INTL FCStone Daily Coffee Report
Arabica coffee futures rallied Monday as concerns over a possible deficit could continue for the next season. The contract with most of the activity gained 4.40 cents to 152.80 cents a pound. Volume reached 27,593 lots, including 3,058 switches. In options, significant volumes were traded on the December 160 and 170 calls, (750 and 825 lots, respectively). With ending inventories at low levels, Brazil will be dependent on the current crop to keep export commitments. Despite this is an "on "crop year, some weather problems have deteriorated the crop. The situation of the conilon is also worrying. Little of no rains in the Espiritu Santo areas, erode the outlook for the crop. In other factors, dollar weakness helped the commodity complex, as probability for a rate hike during the September FED meeting is only 12%. Participants will follow press releases closely looking for any indication for the December meeting.
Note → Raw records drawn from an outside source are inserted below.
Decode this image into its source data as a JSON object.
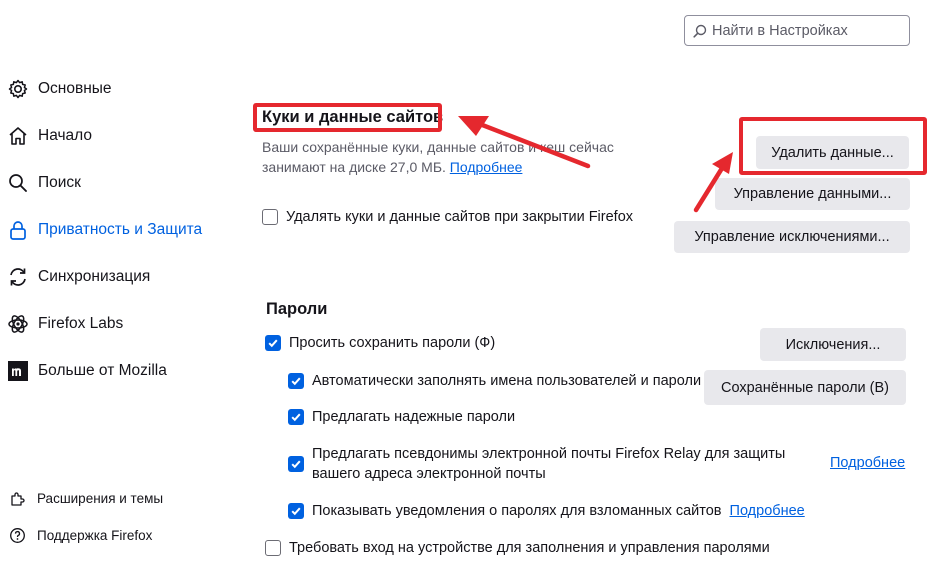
{
  "search": {
    "placeholder": "Найти в Настройках"
  },
  "sidebar": {
    "items": [
      {
        "label": "Основные",
        "icon": "gear-icon"
      },
      {
        "label": "Начало",
        "icon": "home-icon"
      },
      {
        "label": "Поиск",
        "icon": "search-icon"
      },
      {
        "label": "Приватность и Защита",
        "icon": "lock-icon",
        "active": true
      },
      {
        "label": "Синхронизация",
        "icon": "sync-icon"
      },
      {
        "label": "Firefox Labs",
        "icon": "labs-icon"
      },
      {
        "label": "Больше от Mozilla",
        "icon": "mozilla-icon"
      }
    ],
    "footer": [
      {
        "label": "Расширения и темы",
        "icon": "puzzle-icon"
      },
      {
        "label": "Поддержка Firefox",
        "icon": "help-icon"
      }
    ]
  },
  "cookies": {
    "heading": "Куки и данные сайтов",
    "desc": "Ваши сохранённые куки, данные сайтов и кеш сейчас занимают на диске 27,0 МБ.",
    "learn_more": "Подробнее",
    "clear_button": "Удалить данные...",
    "manage_button": "Управление данными...",
    "exceptions_button": "Управление исключениями...",
    "delete_on_close": {
      "label": "Удалять куки и данные сайтов при закрытии Firefox",
      "checked": false
    }
  },
  "passwords": {
    "heading": "Пароли",
    "ask_save": {
      "label": "Просить сохранить пароли (Ф)",
      "checked": true
    },
    "exceptions_button": "Исключения...",
    "saved_button": "Сохранённые пароли (В)",
    "autofill": {
      "label": "Автоматически заполнять имена пользователей и пароли",
      "checked": true
    },
    "suggest_strong": {
      "label": "Предлагать надежные пароли",
      "checked": true
    },
    "relay": {
      "label": "Предлагать псевдонимы электронной почты Firefox Relay для защиты вашего адреса электронной почты",
      "checked": true
    },
    "relay_learn_more": "Подробнее",
    "breach_alerts": {
      "label": "Показывать уведомления о паролях для взломанных сайтов",
      "checked": true
    },
    "breach_learn_more": "Подробнее",
    "require_device_signin": {
      "label": "Требовать вход на устройстве для заполнения и управления паролями",
      "checked": false
    }
  },
  "colors": {
    "accent": "#0061e0",
    "annotation": "#e5282e",
    "button_bg": "#e8e8ec"
  }
}
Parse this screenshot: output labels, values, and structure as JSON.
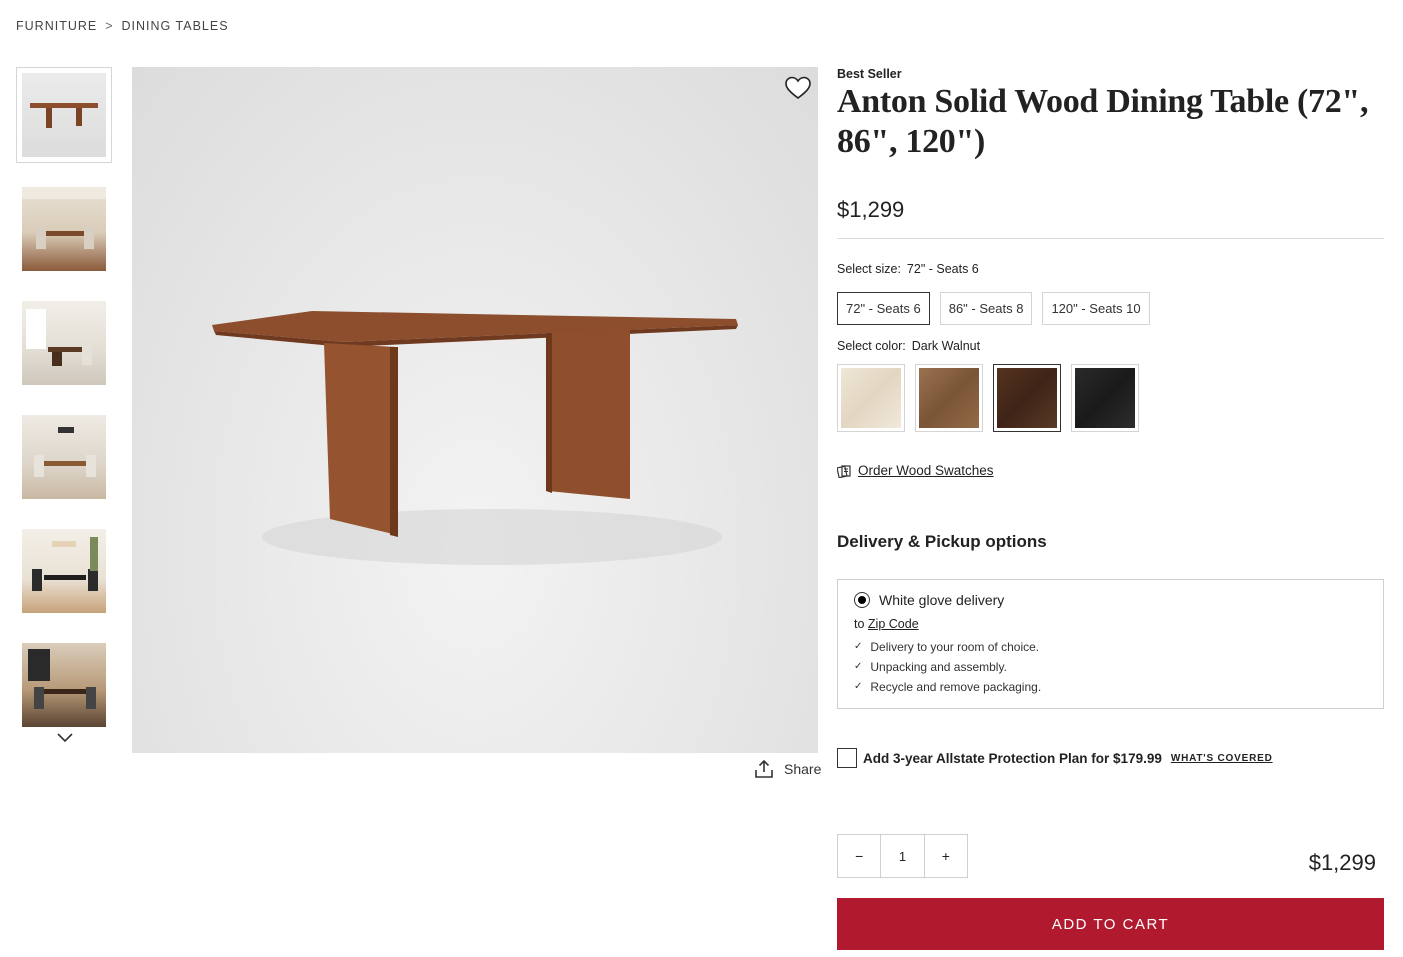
{
  "breadcrumb": {
    "items": [
      "FURNITURE",
      "DINING TABLES"
    ],
    "separator": ">"
  },
  "gallery": {
    "thumbnails": [
      "table-studio",
      "dining-room-1",
      "dining-room-2",
      "dining-room-3",
      "dining-room-4",
      "dining-room-5"
    ],
    "icons": {
      "favorite": "heart-icon",
      "share": "share-icon",
      "more": "chevron-down-icon"
    },
    "share_label": "Share"
  },
  "product": {
    "badge": "Best Seller",
    "title": "Anton Solid Wood Dining Table (72\", 86\", 120\")",
    "price": "$1,299"
  },
  "size": {
    "label": "Select size:",
    "selected": "72\" - Seats 6",
    "options": [
      "72\" - Seats 6",
      "86\" - Seats 8",
      "120\" - Seats 10"
    ]
  },
  "color": {
    "label": "Select color:",
    "selected": "Dark Walnut",
    "swatch_colors": [
      "#e9dfcf",
      "#8a6443",
      "#4b2e20",
      "#222222"
    ]
  },
  "swatches_link": "Order Wood Swatches",
  "delivery": {
    "heading": "Delivery & Pickup options",
    "option": "White glove delivery",
    "to": "to",
    "zip_link": "Zip Code",
    "benefits": [
      "Delivery to your room of choice.",
      "Unpacking and assembly.",
      "Recycle and remove packaging."
    ]
  },
  "protection": {
    "text": "Add 3-year Allstate Protection Plan for $179.99",
    "link": "WHAT'S COVERED"
  },
  "quantity": {
    "minus": "−",
    "value": "1",
    "plus": "+"
  },
  "total": "$1,299",
  "cta": "ADD TO CART",
  "colors": {
    "accent": "#b0192e",
    "wood": "#8c4e2c"
  }
}
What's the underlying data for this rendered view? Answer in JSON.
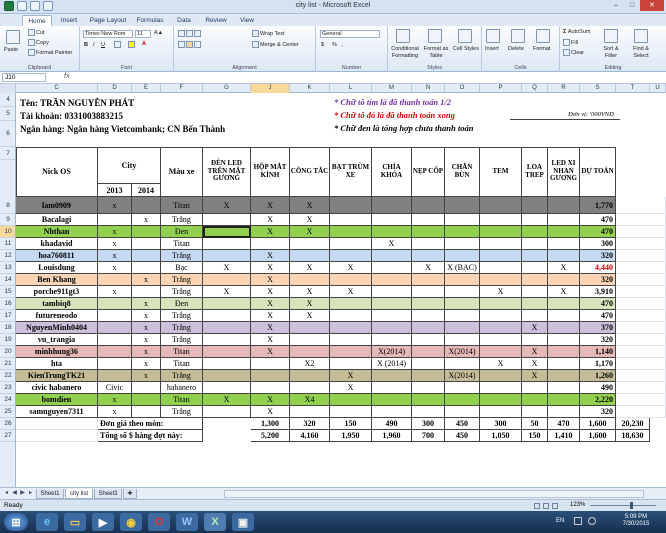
{
  "window": {
    "title": "city list - Microsoft Excel",
    "minimize": "–",
    "maximize": "□",
    "close": "✕"
  },
  "tabs": [
    "Home",
    "Insert",
    "Page Layout",
    "Formulas",
    "Data",
    "Review",
    "View"
  ],
  "ribbon": {
    "clipboard": {
      "label": "Clipboard",
      "paste": "Paste",
      "cut": "Cut",
      "copy": "Copy",
      "format_painter": "Format Painter"
    },
    "font": {
      "label": "Font",
      "name": "Times New Rom",
      "size": "11",
      "bold": "B",
      "italic": "I",
      "underline": "U"
    },
    "alignment": {
      "label": "Alignment",
      "wrap": "Wrap Text",
      "merge": "Merge & Center"
    },
    "number": {
      "label": "Number",
      "format": "General",
      "currency": "$",
      "percent": "%",
      "comma": ","
    },
    "styles": {
      "label": "Styles",
      "conditional": "Conditional Formatting",
      "format_table": "Format as Table",
      "cell_styles": "Cell Styles"
    },
    "cells": {
      "label": "Cells",
      "insert": "Insert",
      "delete": "Delete",
      "format": "Format"
    },
    "editing": {
      "label": "Editing",
      "autosum": "AutoSum",
      "fill": "Fill",
      "clear": "Clear",
      "sort": "Sort & Filter",
      "find": "Find & Select"
    }
  },
  "formula_bar": {
    "name_box": "J10",
    "fx": "fx",
    "value": ""
  },
  "columns": [
    "C",
    "D",
    "E",
    "F",
    "G",
    "J",
    "K",
    "L",
    "M",
    "N",
    "O",
    "P",
    "Q",
    "R",
    "S",
    "T",
    "U"
  ],
  "info": {
    "name": "Tên: TRẦN NGUYÊN PHÁT",
    "account": "Tài khoản: 0331003883215",
    "bank": "Ngân hàng: Ngân hàng Vietcombank; CN Bến Thành",
    "unit": "Đơn vị: '000VND"
  },
  "legend": [
    {
      "text": "* Chữ tô tím là đã thanh toán 1/2",
      "color": "#7030a0"
    },
    {
      "text": "* Chữ tô đỏ là đã thanh toán xong",
      "color": "#d00000"
    },
    {
      "text": "* Chữ đen là tổng hợp chưa thanh toán",
      "color": "#000000"
    }
  ],
  "headers": {
    "nick": "Nick OS",
    "city": "City",
    "y2013": "2013",
    "y2014": "2014",
    "color": "Màu xe",
    "items": [
      "ĐÈN LED TRÊN MẶT GƯƠNG",
      "HỘP MẮT KÍNH",
      "CÔNG TẮC",
      "BẠT TRÙM XE",
      "CHÌA KHÓA",
      "NẸP CỐP",
      "CHẮN BÙN",
      "TEM",
      "LOA TREP",
      "LED XI NHAN GƯƠNG",
      "DỰ TOÁN"
    ]
  },
  "rows": [
    {
      "n": "8",
      "nick": "lam0909",
      "c13": "x",
      "c14": "",
      "color": "Titan",
      "v": [
        "X",
        "X",
        "X",
        "",
        "",
        "",
        "",
        "",
        "",
        "",
        ""
      ],
      "total": "1,770",
      "bg": "#808080",
      "h": 17
    },
    {
      "n": "9",
      "nick": "Bacalagi",
      "c13": "",
      "c14": "x",
      "color": "Trắng",
      "v": [
        "",
        "X",
        "X",
        "",
        "",
        "",
        "",
        "",
        "",
        "",
        ""
      ],
      "total": "470",
      "bg": "#ffffff",
      "h": 12
    },
    {
      "n": "10",
      "nick": "Nhthan",
      "c13": "x",
      "c14": "",
      "color": "Đen",
      "v": [
        "",
        "X",
        "X",
        "",
        "",
        "",
        "",
        "",
        "",
        "",
        ""
      ],
      "total": "470",
      "bg": "#92d050",
      "h": 12
    },
    {
      "n": "11",
      "nick": "khadavid",
      "c13": "x",
      "c14": "",
      "color": "Titan",
      "v": [
        "",
        "",
        "",
        "",
        "X",
        "",
        "",
        "",
        "",
        "",
        ""
      ],
      "total": "300",
      "bg": "#ffffff",
      "h": 12
    },
    {
      "n": "12",
      "nick": "hoa760811",
      "c13": "x",
      "c14": "",
      "color": "Trắng",
      "v": [
        "",
        "X",
        "",
        "",
        "",
        "",
        "",
        "",
        "",
        "",
        ""
      ],
      "total": "320",
      "bg": "#c5d9f1",
      "h": 12
    },
    {
      "n": "13",
      "nick": "Louisdung",
      "c13": "x",
      "c14": "",
      "color": "Bạc",
      "v": [
        "X",
        "X",
        "X",
        "X",
        "",
        "X",
        "X (BẠC)",
        "",
        "",
        "X",
        ""
      ],
      "total": "4,440",
      "bg": "#ffffff",
      "h": 12,
      "red": true
    },
    {
      "n": "14",
      "nick": "Ben Khang",
      "c13": "",
      "c14": "x",
      "color": "Trắng",
      "v": [
        "",
        "X",
        "",
        "",
        "",
        "",
        "",
        "",
        "",
        "",
        ""
      ],
      "total": "320",
      "bg": "#fbd5b5",
      "h": 12
    },
    {
      "n": "15",
      "nick": "porche911gt3",
      "c13": "x",
      "c14": "",
      "color": "Trắng",
      "v": [
        "X",
        "X",
        "X",
        "X",
        "",
        "",
        "",
        "X",
        "",
        "X",
        ""
      ],
      "total": "3,910",
      "bg": "#ffffff",
      "h": 12
    },
    {
      "n": "16",
      "nick": "tambiq8",
      "c13": "",
      "c14": "x",
      "color": "Đen",
      "v": [
        "",
        "X",
        "X",
        "",
        "",
        "",
        "",
        "",
        "",
        "",
        ""
      ],
      "total": "470",
      "bg": "#d8e4bc",
      "h": 12
    },
    {
      "n": "17",
      "nick": "futureneodo",
      "c13": "",
      "c14": "x",
      "color": "Trắng",
      "v": [
        "",
        "X",
        "X",
        "",
        "",
        "",
        "",
        "",
        "",
        "",
        ""
      ],
      "total": "470",
      "bg": "#ffffff",
      "h": 12
    },
    {
      "n": "18",
      "nick": "NguyenMinh0404",
      "c13": "",
      "c14": "x",
      "color": "Trắng",
      "v": [
        "",
        "X",
        "",
        "",
        "",
        "",
        "",
        "",
        "X",
        "",
        ""
      ],
      "total": "370",
      "bg": "#ccc0da",
      "h": 12
    },
    {
      "n": "19",
      "nick": "vu_trangia",
      "c13": "",
      "c14": "x",
      "color": "Trắng",
      "v": [
        "",
        "X",
        "",
        "",
        "",
        "",
        "",
        "",
        "",
        "",
        ""
      ],
      "total": "320",
      "bg": "#ffffff",
      "h": 12
    },
    {
      "n": "20",
      "nick": "minhhung36",
      "c13": "",
      "c14": "x",
      "color": "Titan",
      "v": [
        "",
        "X",
        "",
        "",
        "X(2014)",
        "",
        "X(2014)",
        "",
        "X",
        "",
        ""
      ],
      "total": "1,140",
      "bg": "#e6b8b7",
      "h": 12
    },
    {
      "n": "21",
      "nick": "hta",
      "c13": "",
      "c14": "x",
      "color": "Titan",
      "v": [
        "",
        "",
        "X2",
        "",
        "X (2014)",
        "",
        "",
        "X",
        "X",
        "",
        ""
      ],
      "total": "1,170",
      "bg": "#ffffff",
      "h": 12
    },
    {
      "n": "22",
      "nick": "KienTrungTK21",
      "c13": "",
      "c14": "x",
      "color": "Trắng",
      "v": [
        "",
        "",
        "",
        "X",
        "",
        "",
        "X(2014)",
        "",
        "X",
        "",
        ""
      ],
      "total": "1,260",
      "bg": "#c4bd97",
      "h": 12
    },
    {
      "n": "23",
      "nick": "civic habanero",
      "c13": "Civic",
      "c14": "",
      "color": "habanero",
      "v": [
        "",
        "",
        "",
        "X",
        "",
        "",
        "",
        "",
        "",
        "",
        ""
      ],
      "total": "490",
      "bg": "#ffffff",
      "h": 12
    },
    {
      "n": "24",
      "nick": "bomdien",
      "c13": "x",
      "c14": "",
      "color": "Titan",
      "v": [
        "X",
        "X",
        "X4",
        "",
        "",
        "",
        "",
        "",
        "",
        "",
        ""
      ],
      "total": "2,220",
      "bg": "#92d050",
      "h": 12
    },
    {
      "n": "25",
      "nick": "samnguyen7311",
      "c13": "x",
      "c14": "",
      "color": "Trắng",
      "v": [
        "",
        "X",
        "",
        "",
        "",
        "",
        "",
        "",
        "",
        "",
        ""
      ],
      "total": "320",
      "bg": "#ffffff",
      "h": 12
    }
  ],
  "price_row": {
    "n": "26",
    "label": "Đơn giá theo món:",
    "v": [
      "1,300",
      "320",
      "150",
      "490",
      "300",
      "450",
      "300",
      "50",
      "470",
      "1,600",
      "20,230"
    ]
  },
  "total_row": {
    "n": "27",
    "label": "Tổng số $ hàng đợt này:",
    "v": [
      "5,200",
      "4,160",
      "1,950",
      "1,960",
      "700",
      "450",
      "1,050",
      "150",
      "1,410",
      "1,600",
      "18,630"
    ]
  },
  "sheets": [
    "Sheet1",
    "city list",
    "Sheet3"
  ],
  "status": {
    "ready": "Ready",
    "zoom": "123%"
  },
  "taskbar": {
    "lang": "EN",
    "time": "5:09 PM",
    "date": "7/30/2015"
  }
}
A constructive December chart in the coffee market attracted speculative buying. A strong bounce from 148 make the prices poise to test the recent highs at 155.70-157.75.
London Market- A fresh wave of fund buying into the commodity basket propelled the Robusta market to post new highs for the year.
A subdued morning was a continuation of last week’s limited flat price activity although the presence of fresh buying raised levels through the previous 2016 high at $1947. Further speculative activity followed as the States came online, eroding moderate origin selling which had been resting above the market, having been absent throughout the passive close to last week.
This week’s COT report showed a further 3952 lots added to the managed money net long as both fresh longs and short covering were present. The merchants’ net short increased a further 5574 lots to 42,222, as 12,997 new short positons were reflective of origin sellers becoming interest as the values continue to rise, outpacing fresh roaster fixations.
Further downside protection continued to trade, as 1000 Jan 1800 puts were bought at $24 with a 17% delta hedge at $1979.